Canonicalização é um tema técnico, mas a decisão por trás dela é estratégica: qual página deve representar melhor aquela oferta, produto, cidade ou conteúdo? Se a resposta não estiver clara para a empresa, dificilmente estará clara para o Google.

A orientação mais saudável é tratar o Search Console como painel de diagnóstico, não como lista automática de tarefas. Um alerta só vira prioridade quando afeta uma página relevante para tráfego, autoridade, venda ou geração de leads.

Quando chamar ajuda especializada

Vale buscar apoio quando o problema envolve muitas URLs, queda de tráfego, e-commerce com variações, site multilíngue, migração recente, troca de domínio, páginas de cidades, conteúdo sindicado, cópias externas ou suspeita de invasão.

A documentação do Google cita causas como variantes de idioma sem anotações corretas, uso incorreto de canonical por CMS ou plugins, servidores mal configurados, hacking, conteúdo sindicado e sites copiadores.

Para uma PME, isso significa que nem tudo será resolvido dentro do editor de páginas. Às vezes o problema está no tema, no plugin, na hospedagem, no redirecionamento, no sitemap ou na estratégia de conteúdo.

Fontes consultadas

Google Search Central: documentação “Fix canonicalization issues”, atualizada em 10 de julho de 2026, com orientação sobre inspeção de URL, reavaliação de clusters de duplicidade, diferença de conteúdo e solicitação de indexação.

Search Engine Roundtable: cobertura publicada em 10 de julho de 2026 informando a atualização da documentação do Google e destacando o novo prazo de até duas semanas para reavaliação de páginas agrupadas como duplicadas.

O ângulo da AgenciAR

A pauta foi escolhida porque traduz uma atualização oficial de SEO em uma decisão prática para PME: depois de corrigir canonicalização, não mexer no site por ansiedade antes de dar tempo para o Google reavaliar. O ganho editorial está em transformar um detalhe técnico em orientação de gestão: priorizar URLs comerciais, corrigir com método, usar reindexação com parcimônia e medir impacto antes de novas mudanças.

FAQ

O que significa canonicalização no Google?

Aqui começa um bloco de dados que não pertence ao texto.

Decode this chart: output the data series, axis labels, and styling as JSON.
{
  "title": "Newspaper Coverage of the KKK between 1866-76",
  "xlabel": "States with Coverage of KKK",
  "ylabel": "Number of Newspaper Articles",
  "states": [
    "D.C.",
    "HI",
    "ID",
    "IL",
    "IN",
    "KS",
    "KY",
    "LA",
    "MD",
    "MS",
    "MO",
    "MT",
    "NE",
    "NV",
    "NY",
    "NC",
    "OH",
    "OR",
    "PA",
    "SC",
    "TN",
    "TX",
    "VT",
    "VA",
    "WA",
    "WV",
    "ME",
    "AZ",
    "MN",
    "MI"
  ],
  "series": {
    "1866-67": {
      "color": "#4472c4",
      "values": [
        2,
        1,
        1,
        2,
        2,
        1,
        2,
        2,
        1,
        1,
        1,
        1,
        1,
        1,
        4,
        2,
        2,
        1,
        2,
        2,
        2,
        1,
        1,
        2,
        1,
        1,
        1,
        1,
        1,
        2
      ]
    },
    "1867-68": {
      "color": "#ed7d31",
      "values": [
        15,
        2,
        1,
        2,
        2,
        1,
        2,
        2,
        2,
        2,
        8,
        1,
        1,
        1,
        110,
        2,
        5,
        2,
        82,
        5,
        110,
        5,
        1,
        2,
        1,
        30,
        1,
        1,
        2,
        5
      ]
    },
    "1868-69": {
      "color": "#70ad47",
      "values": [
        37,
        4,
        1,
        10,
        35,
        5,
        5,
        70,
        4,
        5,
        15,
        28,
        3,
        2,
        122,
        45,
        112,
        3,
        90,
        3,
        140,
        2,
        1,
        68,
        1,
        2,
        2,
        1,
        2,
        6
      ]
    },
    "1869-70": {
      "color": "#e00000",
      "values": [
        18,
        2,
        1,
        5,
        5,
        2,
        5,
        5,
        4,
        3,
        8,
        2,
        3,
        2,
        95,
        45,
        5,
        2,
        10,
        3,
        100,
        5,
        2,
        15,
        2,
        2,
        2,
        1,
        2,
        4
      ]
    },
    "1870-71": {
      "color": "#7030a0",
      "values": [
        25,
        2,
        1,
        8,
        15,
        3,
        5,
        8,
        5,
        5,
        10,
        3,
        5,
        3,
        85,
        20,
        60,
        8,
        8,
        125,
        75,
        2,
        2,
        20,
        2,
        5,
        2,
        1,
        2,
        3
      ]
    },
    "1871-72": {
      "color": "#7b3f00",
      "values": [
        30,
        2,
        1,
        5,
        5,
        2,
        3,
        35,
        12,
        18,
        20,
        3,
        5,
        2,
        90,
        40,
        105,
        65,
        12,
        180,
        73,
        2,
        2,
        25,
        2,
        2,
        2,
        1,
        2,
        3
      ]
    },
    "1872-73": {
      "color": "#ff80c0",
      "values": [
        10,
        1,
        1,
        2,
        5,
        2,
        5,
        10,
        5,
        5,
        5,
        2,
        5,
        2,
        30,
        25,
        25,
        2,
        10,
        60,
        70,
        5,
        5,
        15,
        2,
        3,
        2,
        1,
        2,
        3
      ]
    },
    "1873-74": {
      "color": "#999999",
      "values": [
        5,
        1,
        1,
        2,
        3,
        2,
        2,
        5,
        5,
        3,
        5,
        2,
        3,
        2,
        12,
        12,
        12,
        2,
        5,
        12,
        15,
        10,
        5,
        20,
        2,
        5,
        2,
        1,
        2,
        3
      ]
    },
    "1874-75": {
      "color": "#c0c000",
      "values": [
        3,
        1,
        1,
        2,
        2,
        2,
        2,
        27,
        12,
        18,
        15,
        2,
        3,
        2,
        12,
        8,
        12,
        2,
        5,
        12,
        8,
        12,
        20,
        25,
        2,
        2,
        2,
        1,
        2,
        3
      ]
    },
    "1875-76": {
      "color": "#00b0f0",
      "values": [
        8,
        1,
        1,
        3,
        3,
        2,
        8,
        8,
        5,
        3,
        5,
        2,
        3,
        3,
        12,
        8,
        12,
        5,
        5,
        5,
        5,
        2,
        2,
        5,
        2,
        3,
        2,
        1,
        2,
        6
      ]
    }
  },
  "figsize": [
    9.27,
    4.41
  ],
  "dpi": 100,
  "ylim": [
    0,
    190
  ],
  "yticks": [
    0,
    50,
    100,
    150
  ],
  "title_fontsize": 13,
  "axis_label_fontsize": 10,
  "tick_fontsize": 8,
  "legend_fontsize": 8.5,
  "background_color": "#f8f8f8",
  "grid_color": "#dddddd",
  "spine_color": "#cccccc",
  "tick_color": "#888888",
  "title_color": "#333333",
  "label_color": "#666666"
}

É o processo pelo qual o Google escolhe qual URL deve representar um conjunto de páginas iguais ou muito parecidas. O site pode indicar uma URL preferida, mas o Google pode escolher outra se os sinais apontarem nessa direção.

Quanto tempo o Google pode levar para rever uma correção de canonicalização?

Segundo a documentação oficial atualizada em 10 de julho de 2026, mesmo depois de corrigir problemas de conteúdo, o Google pode manter páginas em um cluster de duplicidade por até duas semanas.

Devo solicitar indexação no Search Console para todas as URLs corrigidas?

Não. O Google informa que a solicitação de indexação tem cotas e recomenda reservar esse recurso para as URLs mais importantes. Para uma PME, isso normalmente significa páginas de serviço, produto, categoria, cidade ou geração de leads.

Todo alerta de página duplicada é grave?

Não necessariamente. O alerta é importante quando afeta páginas com valor comercial, tráfego relevante ou intenção de busca estratégica. Em alguns casos, o Google apenas escolheu uma versão equivalente e mais adequada da página.

Como evitar problemas de canonicalização em páginas de cidades ou serviços?

Evite criar páginas quase iguais trocando apenas o nome da cidade ou do serviço. Cada página precisa ter conteúdo realmente útil e distinto, com informações específicas, links internos coerentes, canonical correto e uma razão clara para existir no site.